Eras la única luz de todo el lugar, de todos y cada uno de los días en los que recorría aquel misterioso sitio. Caminabas dentro de aquella celda que mi mano no podía atravesar. La luz de tu cuerpo emanaba una claridad que jamás había visto, pero tú permanecías de pie mirándome, observándome, penetrándome con la mirada como nadie era capaz de hacer. Nunca pude acercarme a ti lo suficiente para poder verte mejor, únicamente te limitabas a realizar aquellos pequeños y tímidos pasos, los suficientes para girarte y sonreírme humildemente mientras yo me mantenía a distancia.
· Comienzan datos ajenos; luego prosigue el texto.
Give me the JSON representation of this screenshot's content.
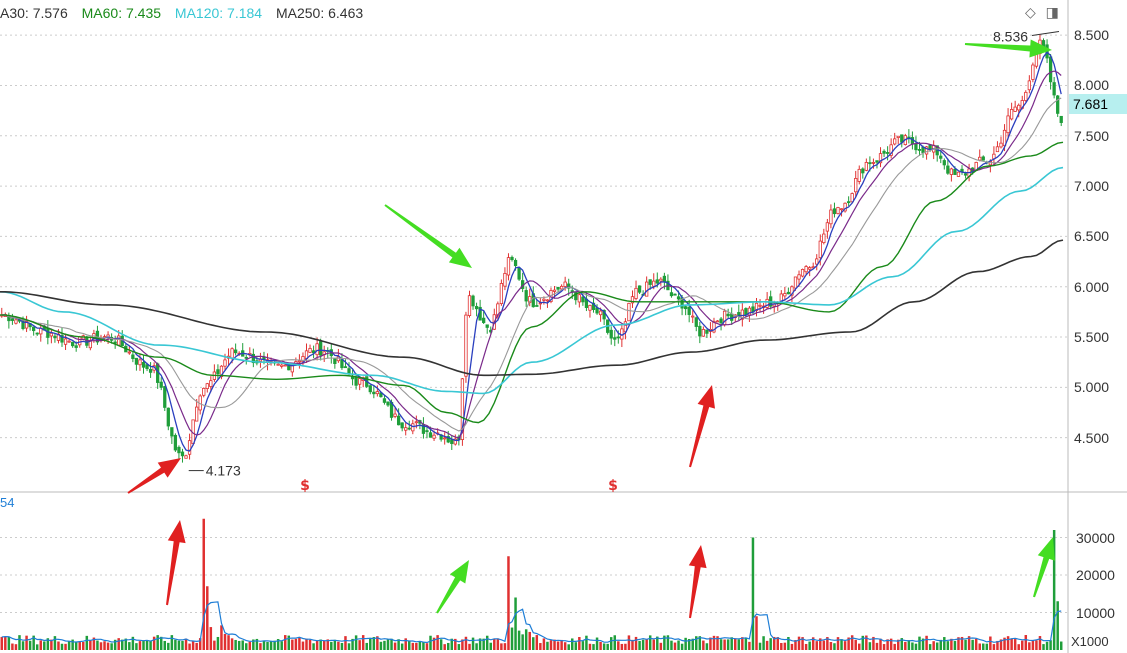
{
  "legend": {
    "ma30": "A30: 7.576",
    "ma60": "MA60: 7.435",
    "ma120": "MA120: 7.184",
    "ma250": "MA250: 6.463"
  },
  "volume_legend": "54",
  "current_price": "7.681",
  "unit_label": "X1000",
  "colors": {
    "up": "#e03030",
    "down": "#1f9e3a",
    "ma30": "#1a8a1a",
    "ma60": "#1a8a1a",
    "ma120": "#39c7d4",
    "ma250": "#333333",
    "short1": "#2a3fbf",
    "short2": "#7a2a8a",
    "short3": "#999999",
    "arrow_red": "#e02020",
    "arrow_green": "#44dd22",
    "vol_line": "#1f7ed6"
  },
  "corner_icons": [
    "diamond-icon",
    "panel-toggle-icon"
  ],
  "chart_data": {
    "type": "line",
    "price_axis": {
      "ticks": [
        "8.500",
        "8.000",
        "7.500",
        "7.000",
        "6.500",
        "6.000",
        "5.500",
        "5.000",
        "4.500"
      ],
      "ylim": [
        4.0,
        8.75
      ]
    },
    "volume_axis": {
      "ticks": [
        "30000",
        "20000",
        "10000"
      ],
      "ylim": [
        0,
        40000
      ]
    },
    "annotations": {
      "low": {
        "label": "4.173",
        "value": 4.173
      },
      "high": {
        "label": "8.536",
        "value": 8.536
      }
    },
    "markers": [
      "$",
      "$"
    ],
    "ma250_anchors": [
      [
        0,
        5.95
      ],
      [
        0.1,
        5.82
      ],
      [
        0.25,
        5.55
      ],
      [
        0.38,
        5.3
      ],
      [
        0.455,
        5.12
      ],
      [
        0.5,
        5.13
      ],
      [
        0.58,
        5.22
      ],
      [
        0.65,
        5.35
      ],
      [
        0.72,
        5.47
      ],
      [
        0.8,
        5.55
      ],
      [
        0.86,
        5.85
      ],
      [
        0.92,
        6.15
      ],
      [
        0.97,
        6.3
      ],
      [
        1.0,
        6.463
      ]
    ],
    "ma120_anchors": [
      [
        0,
        5.95
      ],
      [
        0.06,
        5.75
      ],
      [
        0.15,
        5.42
      ],
      [
        0.25,
        5.25
      ],
      [
        0.35,
        5.12
      ],
      [
        0.42,
        4.96
      ],
      [
        0.455,
        4.94
      ],
      [
        0.5,
        5.25
      ],
      [
        0.58,
        5.62
      ],
      [
        0.65,
        5.82
      ],
      [
        0.72,
        5.85
      ],
      [
        0.78,
        5.82
      ],
      [
        0.84,
        6.1
      ],
      [
        0.9,
        6.55
      ],
      [
        0.96,
        6.95
      ],
      [
        1.0,
        7.184
      ]
    ],
    "ma60_anchors": [
      [
        0,
        5.72
      ],
      [
        0.08,
        5.5
      ],
      [
        0.15,
        5.3
      ],
      [
        0.2,
        5.12
      ],
      [
        0.26,
        5.08
      ],
      [
        0.32,
        5.12
      ],
      [
        0.38,
        5.02
      ],
      [
        0.42,
        4.75
      ],
      [
        0.45,
        4.65
      ],
      [
        0.5,
        5.6
      ],
      [
        0.55,
        5.95
      ],
      [
        0.6,
        5.85
      ],
      [
        0.66,
        5.85
      ],
      [
        0.72,
        5.85
      ],
      [
        0.78,
        5.75
      ],
      [
        0.83,
        6.2
      ],
      [
        0.88,
        6.85
      ],
      [
        0.93,
        7.2
      ],
      [
        0.97,
        7.3
      ],
      [
        1.0,
        7.435
      ]
    ],
    "close_anchors": [
      [
        0,
        5.72
      ],
      [
        0.04,
        5.55
      ],
      [
        0.07,
        5.45
      ],
      [
        0.1,
        5.5
      ],
      [
        0.14,
        5.2
      ],
      [
        0.17,
        4.3
      ],
      [
        0.19,
        5.0
      ],
      [
        0.22,
        5.35
      ],
      [
        0.26,
        5.2
      ],
      [
        0.3,
        5.38
      ],
      [
        0.34,
        5.05
      ],
      [
        0.38,
        4.65
      ],
      [
        0.41,
        4.55
      ],
      [
        0.43,
        4.45
      ],
      [
        0.44,
        5.9
      ],
      [
        0.46,
        5.6
      ],
      [
        0.48,
        6.25
      ],
      [
        0.5,
        5.85
      ],
      [
        0.53,
        6.0
      ],
      [
        0.56,
        5.75
      ],
      [
        0.58,
        5.45
      ],
      [
        0.6,
        5.95
      ],
      [
        0.62,
        6.05
      ],
      [
        0.64,
        5.85
      ],
      [
        0.66,
        5.55
      ],
      [
        0.68,
        5.7
      ],
      [
        0.7,
        5.75
      ],
      [
        0.73,
        5.85
      ],
      [
        0.76,
        6.2
      ],
      [
        0.79,
        6.8
      ],
      [
        0.82,
        7.25
      ],
      [
        0.85,
        7.45
      ],
      [
        0.88,
        7.35
      ],
      [
        0.9,
        7.1
      ],
      [
        0.93,
        7.25
      ],
      [
        0.96,
        7.8
      ],
      [
        0.98,
        8.4
      ],
      [
        1.0,
        7.681
      ]
    ]
  }
}
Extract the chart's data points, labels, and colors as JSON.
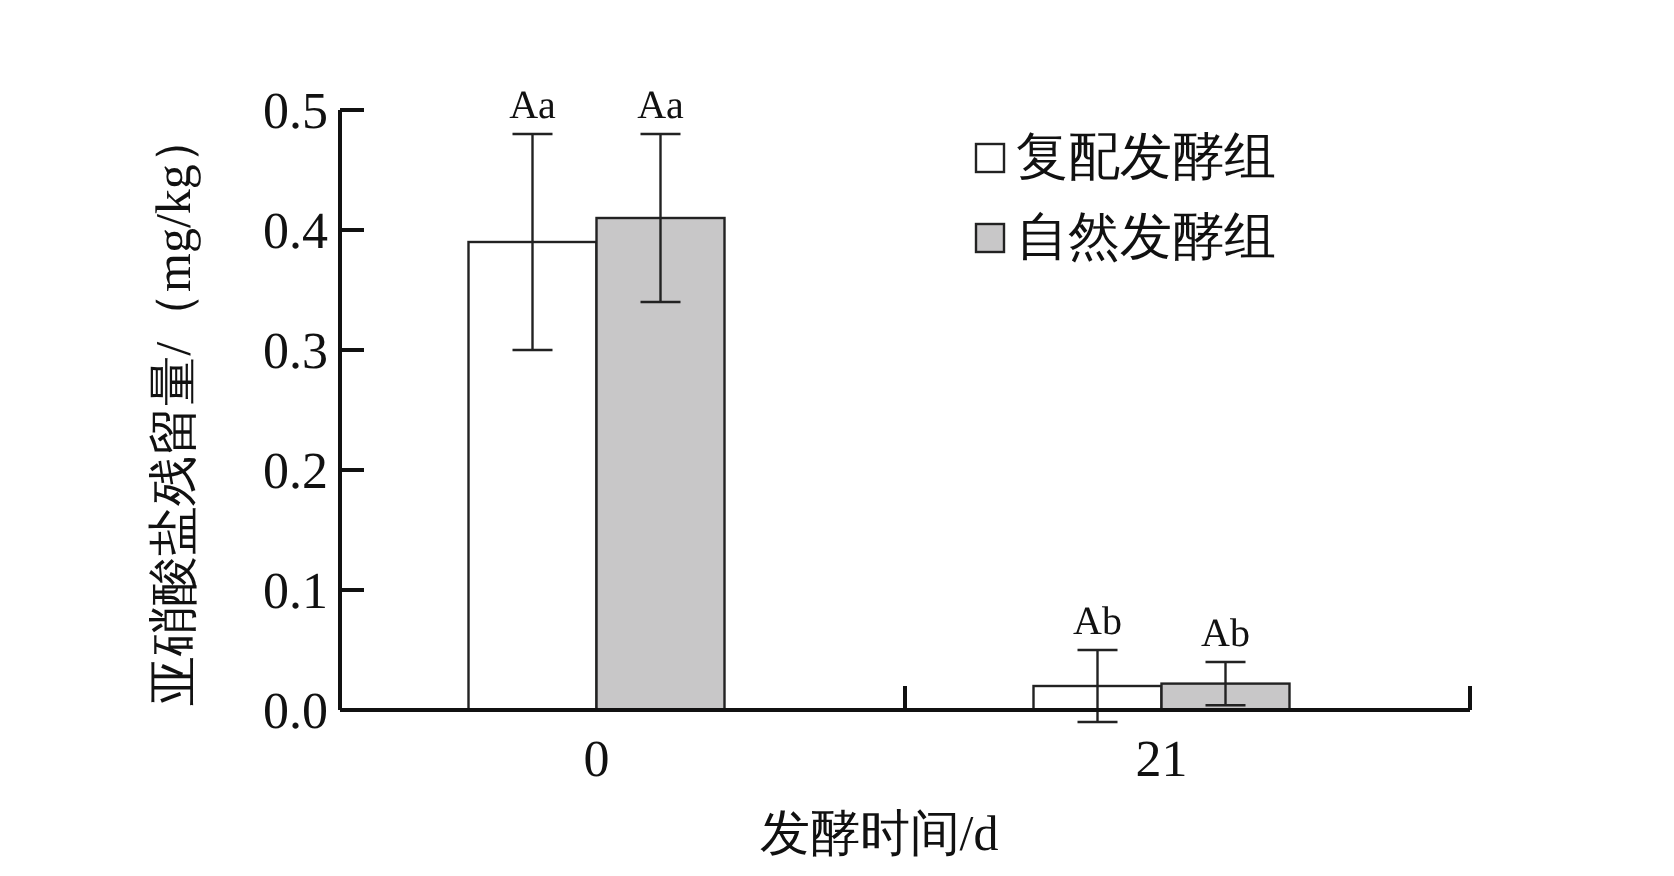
{
  "chart_data": {
    "type": "bar",
    "categories": [
      "0",
      "21"
    ],
    "series": [
      {
        "name": "复配发酵组",
        "color": "#ffffff",
        "values": [
          0.39,
          0.02
        ],
        "errors": [
          0.09,
          0.03
        ]
      },
      {
        "name": "自然发酵组",
        "color": "#c8c7c8",
        "values": [
          0.41,
          0.022
        ],
        "errors": [
          0.07,
          0.018
        ]
      }
    ],
    "xlabel": "发酵时间/d",
    "ylabel": "亚硝酸盐残留量/（mg/kg）",
    "ylim": [
      0,
      0.5
    ],
    "yticks": [
      {
        "value": 0,
        "label": "0.0"
      },
      0.1,
      0.2,
      0.3,
      0.4,
      0.5
    ],
    "legend": "top right",
    "annotations": [
      "Aa",
      "Aa",
      "Ab",
      "Ab"
    ]
  }
}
Intentaba hablarte para obtener respuesta, intentaba que la celda de luz me permitiera introducir mi mano. Jamás ocurrió. Y aunque no pude dejar de volver al mismo lugar día tras día, comencé a entenderlo. No estaba preparado para amarte. Aquella pureza no era digna de mis imperfecciones. Aún no podía entregar un corazón que seguía quebrado, y tú lo sabías mejor que nadie. Sonreí ante aquella sabia perspectiva. En la última noche de verano, abandoné aquel lugar con la esperanza de volver en un futuro.
La marca de mi mano quedó impresa en su celda de luz, a la espera de que algún día fuese digno de ella.